Dos recortes de periódico (1983-1963)

Ya que abro la caja de Pandora, esta vez para localizar un recorte de periódico de hace dos décadas, cedo a la tentación de atrapar al vuelo algo de lo que intenta salir del encierro de años y aletea delante de mis ojos, un pasado impreso en todo género de documentos susceptible de ser revivido a través de la reconstrucción memorística. Recortes, folletos, páginas enteras de diarios y revistas hacen lo posible por que les preste mi atención y quizás hasta mi pluma. 
Sucede, por ejemplo, con un recorte de periódico de 1983 que incluye una fotografía hecha en Radio UNAM: en ella acompaño a mi padre y Ángeles Lagos, quienes se han conocido hace apenas unas semanas.
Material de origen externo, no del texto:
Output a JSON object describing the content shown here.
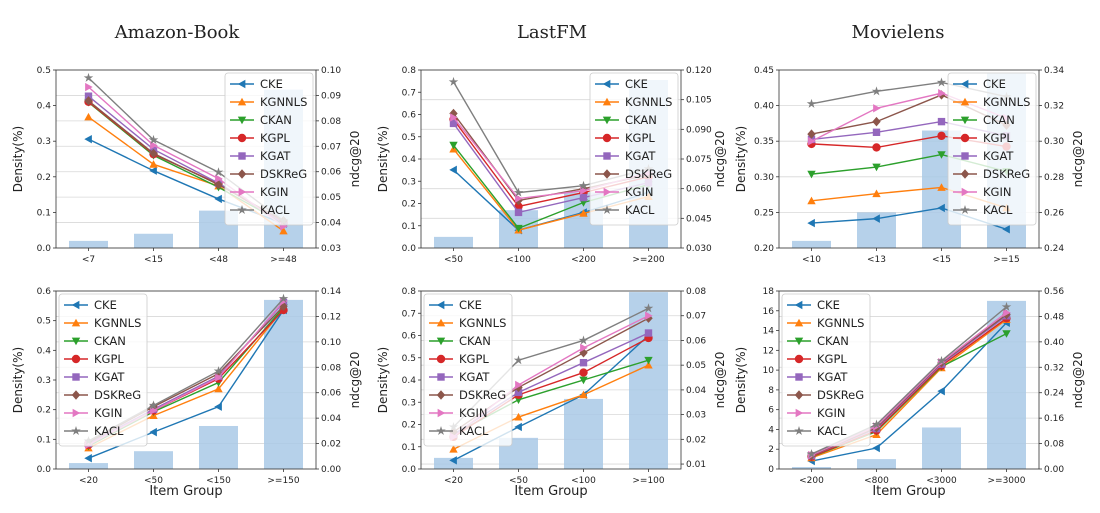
{
  "figure": {
    "column_titles": [
      "Amazon-Book",
      "LastFM",
      "Movielens"
    ],
    "xlabel": "Item Group",
    "ylabel_left": "Density(%)",
    "ylabel_right": "ndcg@20",
    "series_colors": {
      "CKE": "#1f77b4",
      "KGNNLS": "#ff7f0e",
      "CKAN": "#2ca02c",
      "KGPL": "#d62728",
      "KGAT": "#9467bd",
      "DSKReG": "#8c564b",
      "KGIN": "#e377c2",
      "KACL": "#7f7f7f"
    },
    "bar_color": "#a9c9e6"
  },
  "chart_data": [
    {
      "type": "bar+line",
      "dataset": "Amazon-Book",
      "row": "top",
      "categories": [
        "<7",
        "<15",
        "<48",
        ">=48"
      ],
      "bars": [
        0.02,
        0.04,
        0.105,
        0.445
      ],
      "ylim": [
        0,
        0.5
      ],
      "yticks": [
        "0.0",
        "0.1",
        "0.2",
        "0.3",
        "0.4",
        "0.5"
      ],
      "y2lim": [
        0.03,
        0.1
      ],
      "y2ticks": [
        "0.03",
        "0.04",
        "0.05",
        "0.06",
        "0.07",
        "0.08",
        "0.09",
        "0.10"
      ],
      "series": [
        {
          "name": "CKE",
          "values": [
            0.0728,
            0.0604,
            0.0493,
            0.0396
          ]
        },
        {
          "name": "KGNNLS",
          "values": [
            0.0815,
            0.0629,
            0.0544,
            0.0367
          ]
        },
        {
          "name": "CKAN",
          "values": [
            0.0873,
            0.0664,
            0.0539,
            0.0397
          ]
        },
        {
          "name": "KGPL",
          "values": [
            0.0875,
            0.0669,
            0.0552,
            0.0399
          ]
        },
        {
          "name": "KGAT",
          "values": [
            0.0897,
            0.0688,
            0.0555,
            0.0397
          ]
        },
        {
          "name": "DSKReG",
          "values": [
            0.0879,
            0.0672,
            0.0549,
            0.0407
          ]
        },
        {
          "name": "KGIN",
          "values": [
            0.0933,
            0.0704,
            0.0573,
            0.0385
          ]
        },
        {
          "name": "KACL",
          "values": [
            0.0969,
            0.0725,
            0.0598,
            0.0407
          ]
        }
      ],
      "legend": "top-right"
    },
    {
      "type": "bar+line",
      "dataset": "LastFM",
      "row": "top",
      "categories": [
        "<50",
        "<100",
        "<200",
        ">=200"
      ],
      "bars": [
        0.05,
        0.17,
        0.25,
        0.755
      ],
      "ylim": [
        0,
        0.8
      ],
      "yticks": [
        "0.0",
        "0.1",
        "0.2",
        "0.3",
        "0.4",
        "0.5",
        "0.6",
        "0.7",
        "0.8"
      ],
      "y2lim": [
        0.03,
        0.12
      ],
      "y2ticks": [
        "0.030",
        "0.045",
        "0.060",
        "0.075",
        "0.090",
        "0.105",
        "0.120"
      ],
      "series": [
        {
          "name": "CKE",
          "values": [
            0.0695,
            0.039,
            0.048,
            0.058
          ]
        },
        {
          "name": "KGNNLS",
          "values": [
            0.08,
            0.039,
            0.0475,
            0.056
          ]
        },
        {
          "name": "CKAN",
          "values": [
            0.082,
            0.04,
            0.053,
            0.062
          ]
        },
        {
          "name": "KGPL",
          "values": [
            0.095,
            0.051,
            0.058,
            0.066
          ]
        },
        {
          "name": "KGAT",
          "values": [
            0.093,
            0.048,
            0.0555,
            0.063
          ]
        },
        {
          "name": "DSKReG",
          "values": [
            0.098,
            0.054,
            0.06,
            0.067
          ]
        },
        {
          "name": "KGIN",
          "values": [
            0.096,
            0.055,
            0.059,
            0.068
          ]
        },
        {
          "name": "KACL",
          "values": [
            0.114,
            0.058,
            0.0615,
            0.07
          ]
        }
      ],
      "legend": "top-right"
    },
    {
      "type": "bar+line",
      "dataset": "Movielens",
      "row": "top",
      "categories": [
        "<10",
        "<13",
        "<15",
        ">=15"
      ],
      "bars": [
        0.21,
        0.25,
        0.365,
        0.445
      ],
      "ylim": [
        0.2,
        0.45
      ],
      "yticks": [
        "0.20",
        "0.25",
        "0.30",
        "0.35",
        "0.40",
        "0.45"
      ],
      "y2lim": [
        0.24,
        0.34
      ],
      "y2ticks": [
        "0.24",
        "0.26",
        "0.28",
        "0.30",
        "0.32",
        "0.34"
      ],
      "series": [
        {
          "name": "CKE",
          "values": [
            0.254,
            0.2565,
            0.2625,
            0.2505
          ]
        },
        {
          "name": "KGNNLS",
          "values": [
            0.2665,
            0.2705,
            0.274,
            0.2625
          ]
        },
        {
          "name": "CKAN",
          "values": [
            0.2815,
            0.2855,
            0.2925,
            0.283
          ]
        },
        {
          "name": "KGPL",
          "values": [
            0.2985,
            0.2965,
            0.303,
            0.297
          ]
        },
        {
          "name": "KGAT",
          "values": [
            0.301,
            0.305,
            0.311,
            0.303
          ]
        },
        {
          "name": "DSKReG",
          "values": [
            0.304,
            0.311,
            0.326,
            0.309
          ]
        },
        {
          "name": "KGIN",
          "values": [
            0.3,
            0.3185,
            0.327,
            0.313
          ]
        },
        {
          "name": "KACL",
          "values": [
            0.321,
            0.328,
            0.333,
            0.325
          ]
        }
      ],
      "legend": "top-right"
    },
    {
      "type": "bar+line",
      "dataset": "Amazon-Book",
      "row": "bottom",
      "categories": [
        "<20",
        "<50",
        "<150",
        ">=150"
      ],
      "bars": [
        0.02,
        0.06,
        0.145,
        0.57
      ],
      "xlabel": "Item Group",
      "ylim": [
        0,
        0.6
      ],
      "yticks": [
        "0.0",
        "0.1",
        "0.2",
        "0.3",
        "0.4",
        "0.5",
        "0.6"
      ],
      "y2lim": [
        0,
        0.14
      ],
      "y2ticks": [
        "0.00",
        "0.02",
        "0.04",
        "0.06",
        "0.08",
        "0.10",
        "0.12",
        "0.14"
      ],
      "series": [
        {
          "name": "CKE",
          "values": [
            0.0085,
            0.029,
            0.049,
            0.125
          ]
        },
        {
          "name": "KGNNLS",
          "values": [
            0.0165,
            0.042,
            0.063,
            0.126
          ]
        },
        {
          "name": "CKAN",
          "values": [
            0.018,
            0.045,
            0.068,
            0.127
          ]
        },
        {
          "name": "KGPL",
          "values": [
            0.019,
            0.046,
            0.071,
            0.125
          ]
        },
        {
          "name": "KGAT",
          "values": [
            0.02,
            0.047,
            0.073,
            0.131
          ]
        },
        {
          "name": "DSKReG",
          "values": [
            0.021,
            0.049,
            0.075,
            0.128
          ]
        },
        {
          "name": "KGIN",
          "values": [
            0.019,
            0.046,
            0.072,
            0.132
          ]
        },
        {
          "name": "KACL",
          "values": [
            0.022,
            0.05,
            0.077,
            0.134
          ]
        }
      ],
      "legend": "top-left"
    },
    {
      "type": "bar+line",
      "dataset": "LastFM",
      "row": "bottom",
      "categories": [
        "<20",
        "<50",
        "<100",
        ">=100"
      ],
      "bars": [
        0.05,
        0.14,
        0.315,
        0.795
      ],
      "xlabel": "Item Group",
      "ylim": [
        0,
        0.8
      ],
      "yticks": [
        "0.0",
        "0.1",
        "0.2",
        "0.3",
        "0.4",
        "0.5",
        "0.6",
        "0.7",
        "0.8"
      ],
      "y2lim": [
        0.008,
        0.08
      ],
      "y2ticks": [
        "0.01",
        "0.02",
        "0.03",
        "0.04",
        "0.05",
        "0.06",
        "0.07",
        "0.08"
      ],
      "series": [
        {
          "name": "CKE",
          "values": [
            0.0115,
            0.025,
            0.038,
            0.062
          ]
        },
        {
          "name": "KGNNLS",
          "values": [
            0.016,
            0.029,
            0.038,
            0.05
          ]
        },
        {
          "name": "CKAN",
          "values": [
            0.022,
            0.036,
            0.044,
            0.052
          ]
        },
        {
          "name": "KGPL",
          "values": [
            0.021,
            0.038,
            0.047,
            0.061
          ]
        },
        {
          "name": "KGAT",
          "values": [
            0.022,
            0.039,
            0.051,
            0.063
          ]
        },
        {
          "name": "DSKReG",
          "values": [
            0.023,
            0.041,
            0.055,
            0.069
          ]
        },
        {
          "name": "KGIN",
          "values": [
            0.021,
            0.042,
            0.057,
            0.07
          ]
        },
        {
          "name": "KACL",
          "values": [
            0.025,
            0.052,
            0.06,
            0.073
          ]
        }
      ],
      "legend": "top-left"
    },
    {
      "type": "bar+line",
      "dataset": "Movielens",
      "row": "bottom",
      "categories": [
        "<200",
        "<800",
        "<3000",
        ">=3000"
      ],
      "bars": [
        0.2,
        1.0,
        4.2,
        17.0
      ],
      "xlabel": "Item Group",
      "ylim": [
        0,
        18
      ],
      "yticks": [
        "0",
        "2",
        "4",
        "6",
        "8",
        "10",
        "12",
        "14",
        "16",
        "18"
      ],
      "y2lim": [
        0,
        0.56
      ],
      "y2ticks": [
        "0.00",
        "0.08",
        "0.16",
        "0.24",
        "0.32",
        "0.40",
        "0.48",
        "0.56"
      ],
      "series": [
        {
          "name": "CKE",
          "values": [
            0.025,
            0.066,
            0.245,
            0.46
          ]
        },
        {
          "name": "KGNNLS",
          "values": [
            0.035,
            0.108,
            0.318,
            0.47
          ]
        },
        {
          "name": "CKAN",
          "values": [
            0.038,
            0.118,
            0.322,
            0.426
          ]
        },
        {
          "name": "KGPL",
          "values": [
            0.039,
            0.121,
            0.325,
            0.474
          ]
        },
        {
          "name": "KGAT",
          "values": [
            0.042,
            0.127,
            0.33,
            0.482
          ]
        },
        {
          "name": "DSKReG",
          "values": [
            0.043,
            0.13,
            0.334,
            0.486
          ]
        },
        {
          "name": "KGIN",
          "values": [
            0.044,
            0.134,
            0.336,
            0.492
          ]
        },
        {
          "name": "KACL",
          "values": [
            0.047,
            0.14,
            0.34,
            0.51
          ]
        }
      ],
      "legend": "top-left"
    }
  ]
}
Él, que en la imagen tiene 49 años (siempre treinta más que yo, que aquel día tengo 19), lleva el bigote que lucía cuando aquello ocurrió: con una excepción, al regreso de un viaje a Centroamérica, jamás lo había llevado y poco más tarde lo desechará nunca volver a él. 
Obra de Felipe de la Torre.
Estamos en la inauguración de una exposición del pintor Felipe de la Torre en las instalaciones de la estación universitaria, en Adolfo Prieto número 133, colonia del Valle, donde Ángeles trabaja. Hace poco, ella me ha invitado a escribir guiones para radio, medio en el cual hago mis primeras incursiones sin sospechar que un cuarto de siglo más adelante volveré a él. Me he estrenado con un par de guiones sobre dos personajes a los que conozco y admiro: Buñuel, que ha muerto el 29 de julio pasado, y Borges, que tres años después seguirá el mismo camino y a cuya obra dedico todo género de afanes, desvelos y entusiasmos. Para recordar aquel día del inicio de su noviazgo, Ángeles y mi padre han adquirido una pieza del expositor, que luego estará en los espacios que van a compartir a lo largo de más de treinta y cinco años.
Sigo removiendo papeles de la caja llena de notas de prensa y toda suerte de recortes de periódicos y revistas, hasta que un sobre de plástico transparente me llama la atención: a través de él, poco más que una adolescente, luminosa y bellísima, me sonríe mi madre. ¡Precioso retrato! Es el clásico, digamos, de la época: la inclinación de la cabeza, el peinado, el corte de las cejas. ¿Habrá sido hecho en Dolsé, casa fotográfica de Oviedo, ciudad de donde fue remitida con anticipación a México? La foto ilustra una nota publicada el jueves 19 de septiembre de 1963, en la Sección B (de Sociales), del diario Excélsior.
Como nos enteramos por ella, Otilia y Fernando, mis futuros padres, se han casado cinco días antes, el sábado 14, en efecto, como titula la nota, en Oviedo, la capital de Asturias. (Se ve que el encabezado es el acostumbrado para esos casos ya que en el recorte complementario podemos leer: “Rosario Hernández se casó en Jalapa”.) Transcribo la nota para comodidad de quienes quieran leerla completa:

En una brillante ceremonia que se llevó a cabo ante el altar mayor de la iglesia del Corazón de María, en Oviedo, Asturias, España, enlazaron sus destinos la guapa señorita asturiana Otilia Figueroa Martínez y el conocido arquitecto hispanomexicano nacido en esta capital, Fernando Fernández Bueno. La novia, hoy señora de Fernández Bueno, es hija de doña Otilia Martínez viuda de Figueroa, dama muy estimada entre las mejores familias de aquella capital astur. El novio es hijo del comerciante español aquí radicado, don Santos Fernández Bueno y de doña Fernanda Bueno de Fernández, que gozan de muchos afectos en los medios sociales de la colectividad española de México, y quienes ese trasladaron oportunamente a aquella población para estar presentes en la ceremonia y firmar las actas matrimoniales como testigos de la misma. El acontecimiento fue celebrado con espléndida comida que se sirvió en uno de las mejores hoteles de Oviedo, terminada la cual la feliz pareja partió en viaje de luna de miel por las principales capitales europeas. En los próximos días de diciembre próximo los nuevos esposos vendrán a esta capital, donde establecerán su residencia.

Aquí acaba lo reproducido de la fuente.